= Bruce Hobbs =

British jockey (1920–2005)

Bruce Robertson Hobbs (27 December 1920 – 22 November 2005) was an English jockey and racehorse trainer.

Born on Long Island, New York, Hobbs became the youngest and tallest jockey to ride the winner of the English Grand National when successful on Battleship, a son of Man o' War, in 1938 just three months after his 17th birthday. Two weeks later, he won the Welsh Grand National on Timber Wolf. At the end of the 1937–38 season, during which he rode 35 winners, he became the first jockey to win three Grand Nationals in one year, lastly the Cedarhurst version.

==Riding career==
Hobbs had started as an amateur, riding ten winners before his 16th birthday. It was said that of all the young riders in the history of racing, "none has created a greater stir than has young Hobbs". He had just turned professional when he had his first ride in the National in 1937. He had been due to ride Battleship, until that horse was withdrawn. In the event, he was booked to ride a horse called Flying Minutes and was amongst the leaders until falling at the last open ditch.

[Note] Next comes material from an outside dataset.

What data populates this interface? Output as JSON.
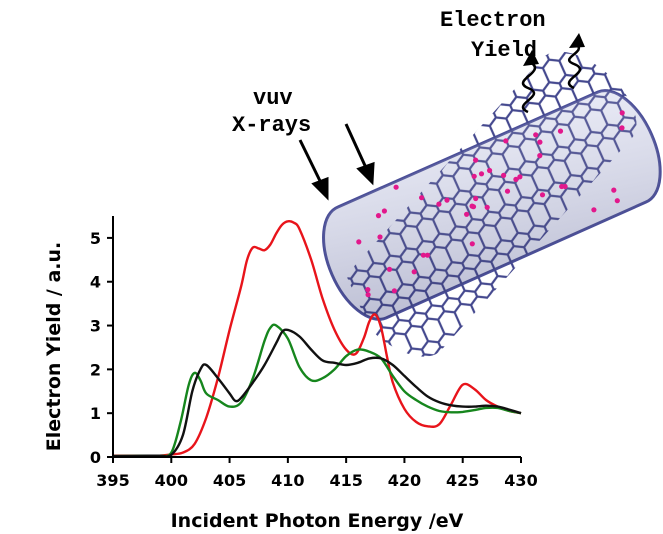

In 1938, he finally got to ride and win aboard Battleship, a horse that was completing a unique American and Aintree National double. A crashing fall later that year resulted in injuries including a broken spine. Although told he would never ride again, he returned to the saddle, but turned to training horses at age 25.

==Military service==
Between 1940 and 1945 Hobbs served in the Queen's Own Yorkshire Dragoons. He reached the rank of Captain and was awarded the Military Cross.

==Training career==
Shortly after the war, Hobbs became a private trainer for John Rogerson at Letcombe Regis in Berkshire. In 1953 he moved to Newmarket, Suffolk and became assistant trainer to Cecil Boyd-Rochfort. In 1961 and 1962 he was assistant to John Clayton. In 1964 he moved to the Carlburg stable near Newmarket and became private trainer to David Robinson. Hobbs became a public trainer in 1966, basing himself at the Palace House stable where he remained for the rest of his career.

==Retirement==
Hobbs retired from racing in 1985. He died at Newmarket, Suffolk, in 2005, aged 84.